Businessweek mocked Sandy Douglas’ statement that Coca-Cola’s job is to “refresh the world” by saying it was PR jingoism. In reality, “refresh the world” is Coca-Cola’s hedgehog (What is a hedgehog?) and has been the company’s strategic foundation for over one hundred years. Coca-Cola’s approach to its declining marketplace is to focus even more on what it does best: sell bottles of Coke. The company recognized that it needed to make people feel less guilty about drinking Coke and to see the beverage as a treat. With that, Coca-Cola has experimented on offering its drinks in different sizes of cans and bottles (small turn of the wheel). The company introduced less-guilt inducing 7.5 ounce mini-cans, which have sold very well. As a result, Coca-Cola will likely make more money selling Americans less soda. In 2009, the company introduced a new touchscreen Freestyle fountain machine in Five Guys and Burger King locations (small turn of the wheel). The machine allows customers to choose between 100 different drinks including Orange Coke and has raised drink sales by double digits for five straight years. Finally, Coca-Cola recently printed 250 of the most common names of teens around the world on Coke bottles hoping to inspire new millennial consumers (small turn of the wheel). The move seems to be working as sales of Coca-Cola increased by 1 percent during the last three months.

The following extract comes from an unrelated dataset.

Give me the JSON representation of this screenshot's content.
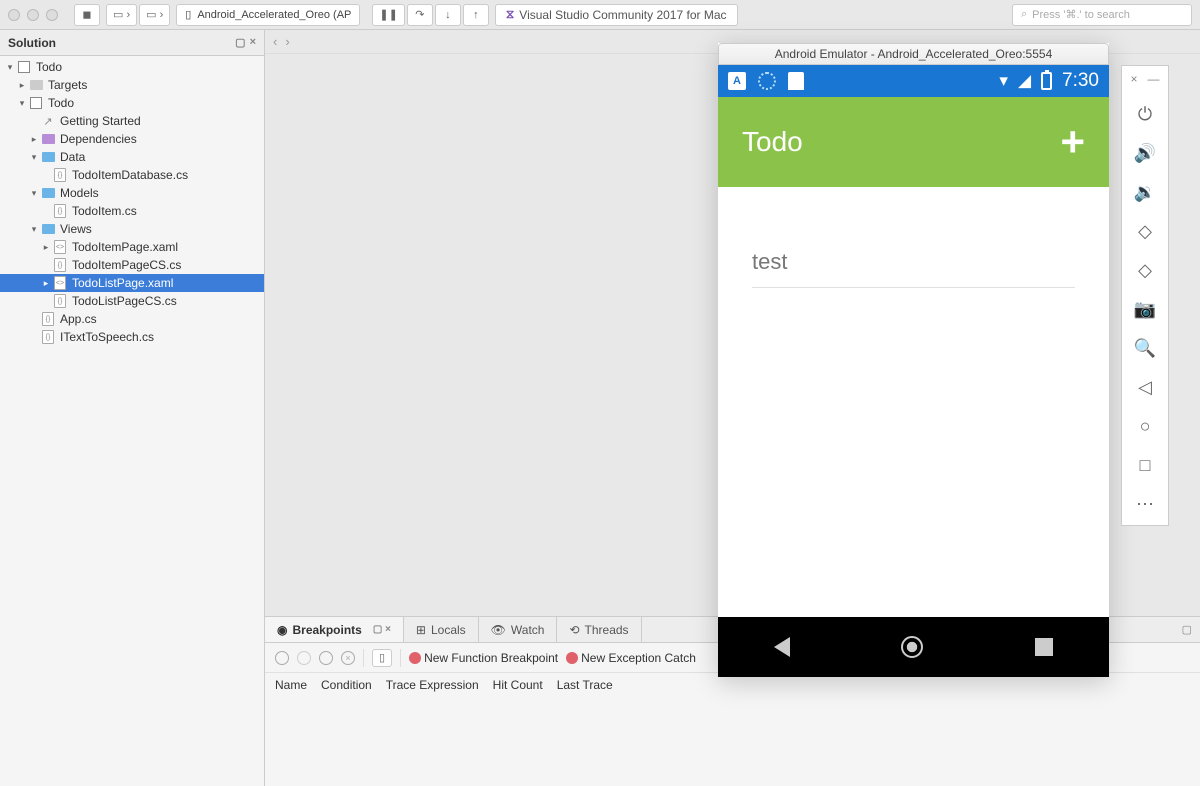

While there are a host of other variables and initiatives that have led to each company’s trajectory, acknowledging reality and taking small turns of the steering wheel are a company’s best chances for long term success.
High school science teaches us entropy and sips of Coca-Cola, rather than Kashi branded Chocolate Almond Butter cookies teaches our gapMBAs how to best deal with it.